P.S.  last thing i have to say one of the main reason i decided to start the blog is about expressing myself to you guys and knowing there are people that still read and listen or want to be listened in this stream of life. And finally be able to get out of my own routine, cause my routine has got me home work home. I would like to improve myself as i hope you guys do as well (:

loads of love

peace.

Intro

Sooooo.. Hello there my fellow friends,

I started blogging on 2013 but then i stopped cause i realized how baaaad i was at writing. But recently i was having this deep conversation with my friend about life and how we can save  our selfs as in not getting down and always keep it together and obviously try to achieve our goals. So during our conversation she turns and says to me why not start a blog to share with people my advice and try to help them….for a minute i thought about it and i said naah you joking, then i thought about it a bit more and said you know what ?!WHY NOT i’ll give a try!
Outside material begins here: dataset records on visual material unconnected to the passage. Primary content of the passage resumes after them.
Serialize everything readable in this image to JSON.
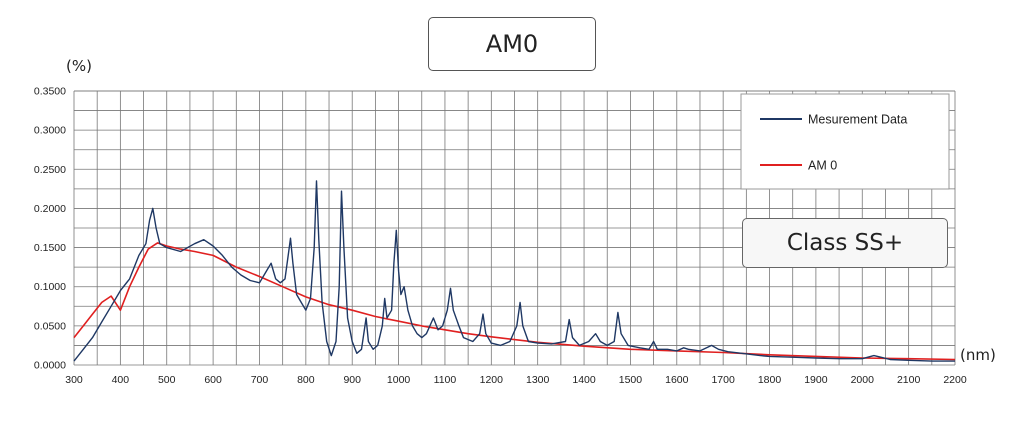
{
  "chart_data": {
    "type": "line",
    "title": "AM0",
    "badge": "Class SS+",
    "ylabel": "(%)",
    "xlabel": "(nm)",
    "xlim": [
      300,
      2200
    ],
    "ylim": [
      0,
      0.35
    ],
    "x_ticks": [
      300,
      400,
      500,
      600,
      700,
      800,
      900,
      1000,
      1100,
      1200,
      1300,
      1400,
      1500,
      1600,
      1700,
      1800,
      1900,
      2000,
      2100,
      2200
    ],
    "y_ticks": [
      "0.0000",
      "0.0500",
      "0.1000",
      "0.1500",
      "0.2000",
      "0.2500",
      "0.3000",
      "0.3500"
    ],
    "grid": true,
    "legend_position": "top-right",
    "series": [
      {
        "name": "Mesurement Data",
        "color": "#1f3864",
        "points": [
          [
            300,
            0.005
          ],
          [
            320,
            0.02
          ],
          [
            340,
            0.035
          ],
          [
            360,
            0.055
          ],
          [
            380,
            0.075
          ],
          [
            400,
            0.095
          ],
          [
            420,
            0.11
          ],
          [
            440,
            0.14
          ],
          [
            455,
            0.155
          ],
          [
            463,
            0.185
          ],
          [
            470,
            0.2
          ],
          [
            477,
            0.175
          ],
          [
            485,
            0.155
          ],
          [
            500,
            0.15
          ],
          [
            530,
            0.145
          ],
          [
            560,
            0.155
          ],
          [
            580,
            0.16
          ],
          [
            600,
            0.152
          ],
          [
            620,
            0.14
          ],
          [
            640,
            0.125
          ],
          [
            660,
            0.115
          ],
          [
            680,
            0.108
          ],
          [
            700,
            0.105
          ],
          [
            715,
            0.12
          ],
          [
            725,
            0.13
          ],
          [
            735,
            0.11
          ],
          [
            745,
            0.105
          ],
          [
            755,
            0.11
          ],
          [
            762,
            0.14
          ],
          [
            767,
            0.162
          ],
          [
            772,
            0.13
          ],
          [
            780,
            0.09
          ],
          [
            790,
            0.08
          ],
          [
            800,
            0.07
          ],
          [
            810,
            0.085
          ],
          [
            818,
            0.15
          ],
          [
            823,
            0.235
          ],
          [
            828,
            0.16
          ],
          [
            835,
            0.08
          ],
          [
            845,
            0.03
          ],
          [
            855,
            0.012
          ],
          [
            865,
            0.03
          ],
          [
            872,
            0.1
          ],
          [
            877,
            0.222
          ],
          [
            882,
            0.15
          ],
          [
            890,
            0.06
          ],
          [
            900,
            0.03
          ],
          [
            910,
            0.015
          ],
          [
            920,
            0.02
          ],
          [
            930,
            0.06
          ],
          [
            935,
            0.03
          ],
          [
            945,
            0.02
          ],
          [
            955,
            0.025
          ],
          [
            965,
            0.05
          ],
          [
            970,
            0.085
          ],
          [
            975,
            0.06
          ],
          [
            985,
            0.07
          ],
          [
            990,
            0.13
          ],
          [
            995,
            0.172
          ],
          [
            1000,
            0.12
          ],
          [
            1005,
            0.09
          ],
          [
            1012,
            0.1
          ],
          [
            1020,
            0.07
          ],
          [
            1030,
            0.05
          ],
          [
            1040,
            0.04
          ],
          [
            1050,
            0.035
          ],
          [
            1060,
            0.04
          ],
          [
            1075,
            0.06
          ],
          [
            1085,
            0.045
          ],
          [
            1095,
            0.05
          ],
          [
            1105,
            0.07
          ],
          [
            1112,
            0.098
          ],
          [
            1118,
            0.07
          ],
          [
            1130,
            0.05
          ],
          [
            1140,
            0.035
          ],
          [
            1160,
            0.03
          ],
          [
            1175,
            0.04
          ],
          [
            1182,
            0.065
          ],
          [
            1188,
            0.04
          ],
          [
            1200,
            0.028
          ],
          [
            1220,
            0.025
          ],
          [
            1240,
            0.03
          ],
          [
            1255,
            0.05
          ],
          [
            1262,
            0.08
          ],
          [
            1268,
            0.05
          ],
          [
            1280,
            0.03
          ],
          [
            1300,
            0.028
          ],
          [
            1330,
            0.027
          ],
          [
            1360,
            0.03
          ],
          [
            1368,
            0.058
          ],
          [
            1375,
            0.035
          ],
          [
            1390,
            0.025
          ],
          [
            1410,
            0.03
          ],
          [
            1425,
            0.04
          ],
          [
            1435,
            0.03
          ],
          [
            1450,
            0.025
          ],
          [
            1465,
            0.03
          ],
          [
            1473,
            0.067
          ],
          [
            1480,
            0.04
          ],
          [
            1495,
            0.025
          ],
          [
            1520,
            0.022
          ],
          [
            1540,
            0.02
          ],
          [
            1550,
            0.03
          ],
          [
            1558,
            0.02
          ],
          [
            1580,
            0.02
          ],
          [
            1600,
            0.018
          ],
          [
            1615,
            0.022
          ],
          [
            1625,
            0.02
          ],
          [
            1650,
            0.018
          ],
          [
            1675,
            0.025
          ],
          [
            1690,
            0.02
          ],
          [
            1710,
            0.017
          ],
          [
            1740,
            0.015
          ],
          [
            1780,
            0.012
          ],
          [
            1800,
            0.011
          ],
          [
            1850,
            0.01
          ],
          [
            1900,
            0.009
          ],
          [
            1950,
            0.008
          ],
          [
            2000,
            0.008
          ],
          [
            2025,
            0.012
          ],
          [
            2040,
            0.01
          ],
          [
            2060,
            0.007
          ],
          [
            2100,
            0.006
          ],
          [
            2150,
            0.005
          ],
          [
            2200,
            0.005
          ]
        ]
      },
      {
        "name": "AM 0",
        "color": "#e02020",
        "points": [
          [
            300,
            0.035
          ],
          [
            320,
            0.05
          ],
          [
            340,
            0.065
          ],
          [
            360,
            0.08
          ],
          [
            380,
            0.088
          ],
          [
            400,
            0.07
          ],
          [
            420,
            0.1
          ],
          [
            440,
            0.125
          ],
          [
            460,
            0.148
          ],
          [
            480,
            0.156
          ],
          [
            500,
            0.152
          ],
          [
            530,
            0.148
          ],
          [
            560,
            0.145
          ],
          [
            600,
            0.14
          ],
          [
            650,
            0.125
          ],
          [
            700,
            0.113
          ],
          [
            750,
            0.1
          ],
          [
            800,
            0.087
          ],
          [
            850,
            0.077
          ],
          [
            900,
            0.07
          ],
          [
            950,
            0.062
          ],
          [
            1000,
            0.056
          ],
          [
            1050,
            0.05
          ],
          [
            1100,
            0.045
          ],
          [
            1150,
            0.04
          ],
          [
            1200,
            0.036
          ],
          [
            1300,
            0.029
          ],
          [
            1400,
            0.024
          ],
          [
            1500,
            0.02
          ],
          [
            1600,
            0.018
          ],
          [
            1700,
            0.016
          ],
          [
            1800,
            0.013
          ],
          [
            1900,
            0.011
          ],
          [
            2000,
            0.009
          ],
          [
            2100,
            0.008
          ],
          [
            2200,
            0.007
          ]
        ]
      }
    ]
  }
}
I have seen the way i do influence people with what i say or with what i do, what i always say to them is “You don’t always have to listen to me but an extra opinion wont hurt, in the end of the day you will choose what you truly want no matter what.”

So for today i just wanted to introduce myself to you guys and let you know even tho we do not know each other i am here to at least advice you with my experience to not keep your self down. Cause as one person said which im actually not sure who said “The moon is a reminder no matter what phase you are in, you are still whole.”

Wanted to say i’ll be posting every 2 weeks not sure which days yet but i will let you know. This was just an introduction of what am i going to talk about mostly.

Thankyou guys for listening, i’m here to listen mostly but advice as well.